Grayling Reveals New Court Rules to Discourage ‘Pre-Med’ Offers

This article was published on: 08/6/14

Chris Grayling of the Ministry of Justice

The Justice Secretary and Lord Chancellor, Chris Grayling (pictured) has laid out his proposals for new court rules which will seek to bring an end to pre-medical offers being made to whiplash injury victims.

His announcement is good news for the personal injury profession and the continuing fight to bring down the number of fraudulent claims being processed within the industry, for which pre-med offers are deemed to be a large contributor.

Also among the proposals will be a GP fee cut to £180 for whiplash claims, which is £20 less than the current amount allowed by the Association of Medical Reporting Organisation’s agreement and is aimed at limiting the scope of medical evidence for whiplash claims.

All of the new court rules are expected to be implemented in October and along with the fee cut and discouraging of pre-med offers there will also be a rule introduced that will see an expectation that medical evidence in the case of a whiplash claim will now be limited to just once report, unless a clear case is made otherwise.

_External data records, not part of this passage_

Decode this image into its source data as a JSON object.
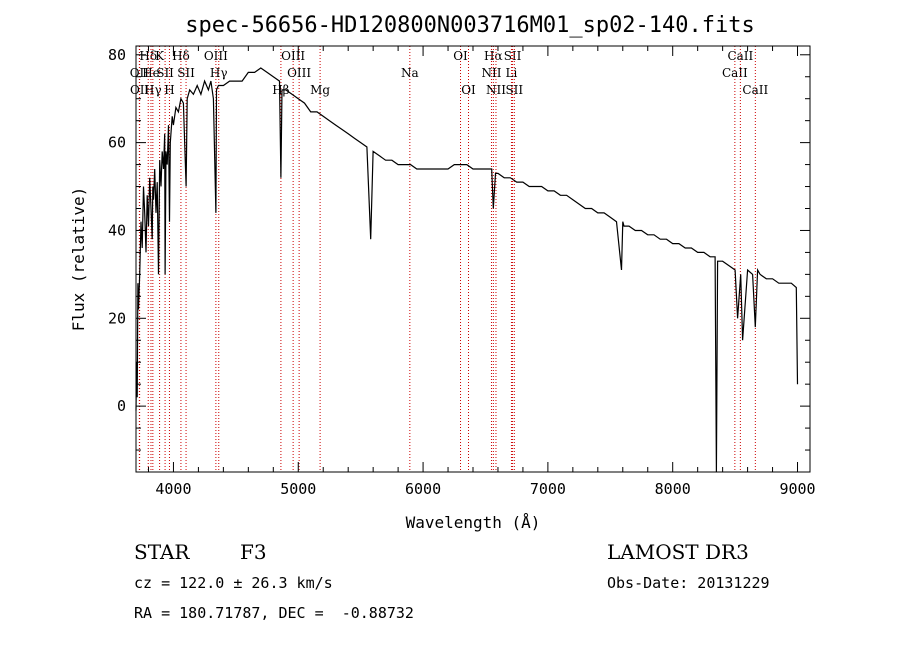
{
  "chart_data": {
    "type": "line",
    "title": "spec-56656-HD120800N003716M01_sp02-140.fits",
    "xlabel": "Wavelength (Å)",
    "ylabel": "Flux (relative)",
    "xlim": [
      3700,
      9100
    ],
    "ylim": [
      -15,
      82
    ],
    "xticks": [
      4000,
      5000,
      6000,
      7000,
      8000,
      9000
    ],
    "yticks": [
      0,
      20,
      40,
      60,
      80
    ],
    "grid": false,
    "series": [
      {
        "x": [
          3700,
          3705,
          3710,
          3715,
          3720,
          3730,
          3740,
          3750,
          3760,
          3770,
          3780,
          3790,
          3800,
          3810,
          3820,
          3830,
          3835,
          3840,
          3850,
          3860,
          3870,
          3880,
          3890,
          3900,
          3910,
          3920,
          3930,
          3933,
          3940,
          3950,
          3960,
          3968,
          3975,
          3990,
          4000,
          4020,
          4040,
          4060,
          4080,
          4101,
          4110,
          4130,
          4160,
          4190,
          4220,
          4250,
          4280,
          4300,
          4320,
          4340,
          4345,
          4360,
          4400,
          4450,
          4500,
          4550,
          4600,
          4650,
          4700,
          4750,
          4800,
          4850,
          4861,
          4870,
          4900,
          4950,
          5000,
          5050,
          5100,
          5150,
          5200,
          5250,
          5300,
          5350,
          5400,
          5450,
          5500,
          5550,
          5580,
          5600,
          5650,
          5700,
          5750,
          5800,
          5850,
          5900,
          5950,
          6000,
          6050,
          6100,
          6150,
          6200,
          6250,
          6300,
          6350,
          6400,
          6450,
          6500,
          6550,
          6563,
          6580,
          6600,
          6650,
          6700,
          6750,
          6800,
          6850,
          6900,
          6950,
          7000,
          7050,
          7100,
          7150,
          7200,
          7250,
          7300,
          7350,
          7400,
          7450,
          7500,
          7550,
          7590,
          7600,
          7610,
          7650,
          7700,
          7750,
          7800,
          7850,
          7900,
          7950,
          8000,
          8050,
          8100,
          8150,
          8200,
          8250,
          8300,
          8340,
          8350,
          8360,
          8400,
          8450,
          8500,
          8520,
          8545,
          8560,
          8600,
          8640,
          8662,
          8680,
          8700,
          8750,
          8800,
          8850,
          8900,
          8950,
          8990,
          9000
        ],
        "values": [
          -1,
          10,
          2,
          28,
          22,
          30,
          42,
          36,
          50,
          44,
          35,
          48,
          41,
          52,
          45,
          38,
          50,
          47,
          54,
          44,
          51,
          30,
          56,
          50,
          58,
          54,
          62,
          30,
          58,
          55,
          64,
          42,
          60,
          66,
          64,
          68,
          67,
          70,
          69,
          50,
          70,
          72,
          71,
          73,
          71,
          74,
          72,
          74,
          70,
          44,
          72,
          73,
          73,
          74,
          74,
          74,
          76,
          76,
          77,
          76,
          75,
          74,
          52,
          72,
          72,
          71,
          70,
          69,
          67,
          67,
          66,
          65,
          64,
          63,
          62,
          61,
          60,
          59,
          38,
          58,
          57,
          56,
          56,
          55,
          55,
          55,
          54,
          54,
          54,
          54,
          54,
          54,
          55,
          55,
          55,
          54,
          54,
          54,
          54,
          45,
          53,
          53,
          52,
          52,
          51,
          51,
          50,
          50,
          50,
          49,
          49,
          48,
          48,
          47,
          46,
          45,
          45,
          44,
          44,
          43,
          42,
          31,
          42,
          41,
          41,
          40,
          40,
          39,
          39,
          38,
          38,
          37,
          37,
          36,
          36,
          35,
          35,
          34,
          34,
          -15,
          33,
          33,
          32,
          31,
          20,
          30,
          15,
          31,
          30,
          18,
          31,
          30,
          29,
          29,
          28,
          28,
          28,
          27,
          5
        ]
      }
    ],
    "lines": [
      {
        "label": "Hδ",
        "x": 3798,
        "row": 0
      },
      {
        "label": "OII",
        "x": 3727,
        "row": 1
      },
      {
        "label": "OII",
        "x": 3729,
        "row": 2
      },
      {
        "label": "He",
        "x": 3820,
        "row": 1
      },
      {
        "label": "Hγ",
        "x": 3835,
        "row": 2
      },
      {
        "label": "K",
        "x": 3889,
        "row": 0
      },
      {
        "label": "SII",
        "x": 3933,
        "row": 1
      },
      {
        "label": "H",
        "x": 3968,
        "row": 2
      },
      {
        "label": "Hδ",
        "x": 4060,
        "row": 0
      },
      {
        "label": "SII",
        "x": 4101,
        "row": 1
      },
      {
        "label": "OIII",
        "x": 4340,
        "row": 0
      },
      {
        "label": "Hγ",
        "x": 4363,
        "row": 1
      },
      {
        "label": "Hβ",
        "x": 4861,
        "row": 2
      },
      {
        "label": "OIII",
        "x": 4959,
        "row": 0
      },
      {
        "label": "OIII",
        "x": 5007,
        "row": 1
      },
      {
        "label": "Mg",
        "x": 5175,
        "row": 2
      },
      {
        "label": "Na",
        "x": 5894,
        "row": 1
      },
      {
        "label": "OI",
        "x": 6300,
        "row": 0
      },
      {
        "label": "OI",
        "x": 6364,
        "row": 2
      },
      {
        "label": "Hα",
        "x": 6563,
        "row": 0
      },
      {
        "label": "NII",
        "x": 6548,
        "row": 1
      },
      {
        "label": "NII",
        "x": 6584,
        "row": 2
      },
      {
        "label": "SII",
        "x": 6717,
        "row": 0
      },
      {
        "label": "Li",
        "x": 6708,
        "row": 1
      },
      {
        "label": "SII",
        "x": 6731,
        "row": 2
      },
      {
        "label": "CaII",
        "x": 8498,
        "row": 1
      },
      {
        "label": "CaII",
        "x": 8542,
        "row": 0
      },
      {
        "label": "CaII",
        "x": 8662,
        "row": 2
      }
    ]
  },
  "info": {
    "class": "STAR",
    "subclass": "F3",
    "cz": "cz = 122.0 ± 26.3 km/s",
    "radec": "RA = 180.71787, DEC =  -0.88732",
    "survey": "LAMOST DR3",
    "obsdate": "Obs-Date: 20131229"
  }
}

The experts who produce the reports will also no longer be allowed to offer treatment to the victims, which are designed to cut out the incentive to encourage unnecessary treatment on the back of an accident to make profit.

Speaking about his proposals, Chris Grayling said: “We are determined to have an improved, robust system for medical evidence, so genuine claims can still be settled by fraud is driven out of the market.”

Talking about the move to discourage pre-med offers, Scott Rees & Co Partner, David Byrne, said: “This is a positive step for whiplash victims and for the profession on a whole as it will go a long way to tackling the problem of fraudulent claims within the industry.”

“However, I can’t help that the Justice Minister has missed an opportunity to clean up the industry once and for all by introducing a ban across the board on the ability to make compensation offers to accident victims before a medical report has been obtained.”

“Past research has proven that in many cases where accident victims are pressured into accepting these settlement offers by insurers, they actually receive four times less than the compensation they are entitled to, which for those who are genuinely injured is completely unfair and unjust.”

“The Government has been making all the right noises in terms of tackling fraud within the profession, which makes it difficult to see why, when they find a practice that is clearly having an adverse effect on the industry, they don’t do more than to just ‘discourage’ it.”

Meanwhile, in a letter attached to the Justice Minister’s announcement, Lord Faulks reaffirmed the government’s commitment to their proposed ban on law firms owning medical reporting agencies, despite the fact the MoJ were forced to defend their reasons for missing their own deadline to provide a response to the latest whiplash claims announcement.

Responding to Lord Faulks comments, Byrne added: “This is a further example of unbalance in the government’s decision making which makes it difficult to believe we are all heading in the same direction.”

“The government are ‘fully committed’ to a ban on law firms owning medical reporting agencies, yet are only committed to discouraging pre-medical offers. Out of the two it is clear that the pre-med offers have the biggest impact when it comes to fraud and worse still it penalises genuine victim.”

“It is not difficult to see why there is friction in terms of the Government’s relationship with those who are backing them financially and their decision making policy when it comes to tough subjects such as whiplash reform.”

The original proposals for further whiplash reform were released at the beginning of May and due for response last week, before the parliament rose for summer recess. They re expected to be implemented before the end of the year.